Le chantre de la Chartreuse, l'Abbé Calès
- Ginette Flora Amouma
- 12 janv. 2024
- 6 min de lecture
Dernière mise à jour : 30 avr.
On l’appelait l'abbé Calès.
Il était curé, il était peintre. C'était le peintre de l'Isère.
Jean-Pierre Calestroupat, plus connu sous le nom d'Abbé Calès, est un peintre français, né à Vienne le 31 août 1870 et mort à Tencin le 15 octobre 1961.
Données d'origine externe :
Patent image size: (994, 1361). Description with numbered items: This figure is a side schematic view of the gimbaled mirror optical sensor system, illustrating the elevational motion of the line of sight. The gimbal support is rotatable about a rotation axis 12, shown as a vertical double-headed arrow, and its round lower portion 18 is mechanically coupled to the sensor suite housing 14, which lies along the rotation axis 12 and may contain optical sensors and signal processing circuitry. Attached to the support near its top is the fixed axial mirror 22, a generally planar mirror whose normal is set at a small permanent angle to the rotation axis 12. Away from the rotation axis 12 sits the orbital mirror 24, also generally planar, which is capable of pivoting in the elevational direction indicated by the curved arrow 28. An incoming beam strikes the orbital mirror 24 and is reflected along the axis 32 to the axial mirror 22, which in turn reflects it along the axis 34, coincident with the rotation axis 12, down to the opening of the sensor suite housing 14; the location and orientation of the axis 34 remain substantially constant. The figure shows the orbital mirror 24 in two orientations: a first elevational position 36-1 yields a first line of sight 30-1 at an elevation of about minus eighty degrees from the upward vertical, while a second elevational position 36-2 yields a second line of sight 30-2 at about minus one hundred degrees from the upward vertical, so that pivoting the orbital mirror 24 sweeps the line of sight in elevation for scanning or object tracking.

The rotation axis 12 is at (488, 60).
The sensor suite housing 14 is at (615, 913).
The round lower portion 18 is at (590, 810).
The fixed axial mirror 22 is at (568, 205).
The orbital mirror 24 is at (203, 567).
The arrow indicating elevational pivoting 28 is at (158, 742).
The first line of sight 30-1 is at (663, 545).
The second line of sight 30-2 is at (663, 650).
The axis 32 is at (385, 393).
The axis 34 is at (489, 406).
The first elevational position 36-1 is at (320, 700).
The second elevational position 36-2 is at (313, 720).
Il est très tôt attiré par la peinture. Ses premiers tableaux sont des portraits qu'il délaisse pour ne peindre que la nature qui le fascine. Il découvre l'exubérance de la nature, ses humeurs saisonnières, la diversité de ses couleurs, la lumière qu'elle dégage.
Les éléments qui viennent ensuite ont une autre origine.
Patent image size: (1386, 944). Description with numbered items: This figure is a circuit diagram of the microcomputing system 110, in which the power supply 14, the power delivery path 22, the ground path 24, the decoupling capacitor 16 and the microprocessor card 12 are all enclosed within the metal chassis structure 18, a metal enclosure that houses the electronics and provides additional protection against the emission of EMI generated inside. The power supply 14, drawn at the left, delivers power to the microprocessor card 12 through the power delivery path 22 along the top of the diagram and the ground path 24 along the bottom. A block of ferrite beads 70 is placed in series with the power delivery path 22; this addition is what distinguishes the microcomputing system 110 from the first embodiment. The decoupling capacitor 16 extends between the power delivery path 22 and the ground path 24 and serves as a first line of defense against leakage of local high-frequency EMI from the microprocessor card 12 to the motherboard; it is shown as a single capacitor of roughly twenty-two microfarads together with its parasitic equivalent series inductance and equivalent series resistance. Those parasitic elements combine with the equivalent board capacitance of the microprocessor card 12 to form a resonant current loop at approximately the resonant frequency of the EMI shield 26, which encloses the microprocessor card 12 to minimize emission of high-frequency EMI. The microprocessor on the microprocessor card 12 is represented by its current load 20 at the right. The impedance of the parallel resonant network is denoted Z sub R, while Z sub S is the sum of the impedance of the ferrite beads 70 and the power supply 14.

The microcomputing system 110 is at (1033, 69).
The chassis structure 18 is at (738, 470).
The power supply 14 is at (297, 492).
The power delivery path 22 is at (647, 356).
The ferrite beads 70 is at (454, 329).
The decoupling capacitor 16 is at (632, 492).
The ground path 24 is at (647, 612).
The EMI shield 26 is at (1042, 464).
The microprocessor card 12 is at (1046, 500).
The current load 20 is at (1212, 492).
"Je vocalise la réalité en lui donnant tout ce que je ressens de charme, d'admiration, de reconnaissance pour le dieu Créateur."
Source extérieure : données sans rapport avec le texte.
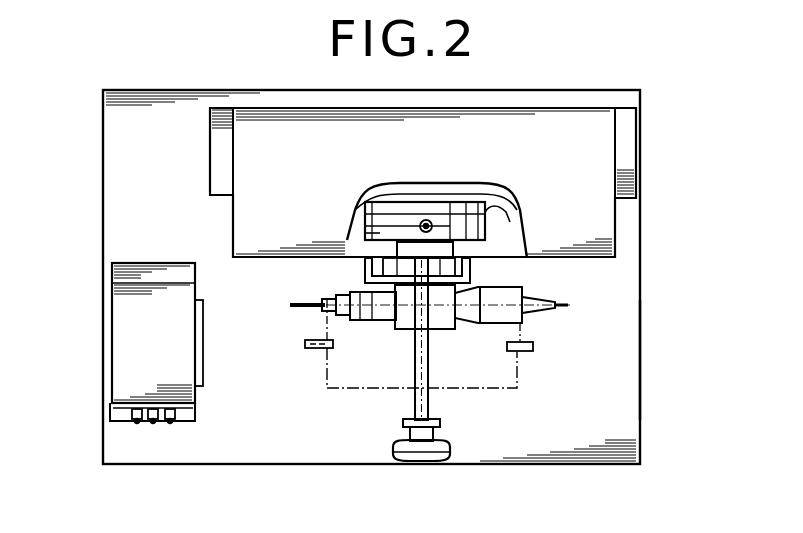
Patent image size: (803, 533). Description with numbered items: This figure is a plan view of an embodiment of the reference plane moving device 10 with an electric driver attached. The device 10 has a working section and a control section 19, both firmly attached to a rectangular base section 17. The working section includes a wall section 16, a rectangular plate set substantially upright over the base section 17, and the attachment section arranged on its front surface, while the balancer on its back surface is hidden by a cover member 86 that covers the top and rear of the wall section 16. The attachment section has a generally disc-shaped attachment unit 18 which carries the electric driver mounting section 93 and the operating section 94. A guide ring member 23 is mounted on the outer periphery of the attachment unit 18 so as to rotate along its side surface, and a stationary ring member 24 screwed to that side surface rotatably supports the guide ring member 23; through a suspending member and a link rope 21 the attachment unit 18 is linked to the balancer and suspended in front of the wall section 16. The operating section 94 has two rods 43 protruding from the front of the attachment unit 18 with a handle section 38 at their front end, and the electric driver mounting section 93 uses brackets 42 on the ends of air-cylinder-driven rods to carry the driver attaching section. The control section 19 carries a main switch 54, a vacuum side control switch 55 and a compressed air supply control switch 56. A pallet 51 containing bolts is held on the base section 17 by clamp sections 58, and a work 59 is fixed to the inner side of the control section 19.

The reference plane moving device 10 is at (96, 141).
The wall section 16 is at (383, 200).
The base section 17 is at (631, 352).
The attachment unit 18 is at (470, 206).
The control section 19 is at (110, 318).
The link rope 21 is at (428, 218).
The guide ring member 23 is at (366, 226).
The stationary ring member 24 is at (368, 230).
The handle section 38 is at (422, 465).
The brackets 42 is at (372, 271).
The rods 43 is at (416, 400).
The pallet 51 is at (343, 368).
The main switch 54 is at (137, 424).
The vacuum side control switch 55 is at (153, 424).
The compressed air supply control switch 56 is at (170, 424).
The clamp sections 58 is at (318, 350).
The work 59 is at (200, 351).
The cover member 86 is at (586, 138).
The electric driver mounting section 93 is at (618, 215).
The operating section 94 is at (450, 407).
Quand il s'installe au village de Tencin dans les montagnes de l’Isère où il reçoit sa nomination de curé de campagne, il a 32 ans et n'a de cesse de magnifier les paysages dauphinois, les contreforts de la Grande Chartreuse, les plaines de la vallée du Grésivaudan et les pics du Vercors. Son sujet de prédilection est la vallée du Grésivaudan, qu'il capture dans les diverses couleurs des saisons. Il ne quittera plus son village de Tencin, la place, la fontaine et le tilleul, tous points de repère vite devenus ses compères à tel point qu'il fulmine quand on arrache une branche de " son " arbre.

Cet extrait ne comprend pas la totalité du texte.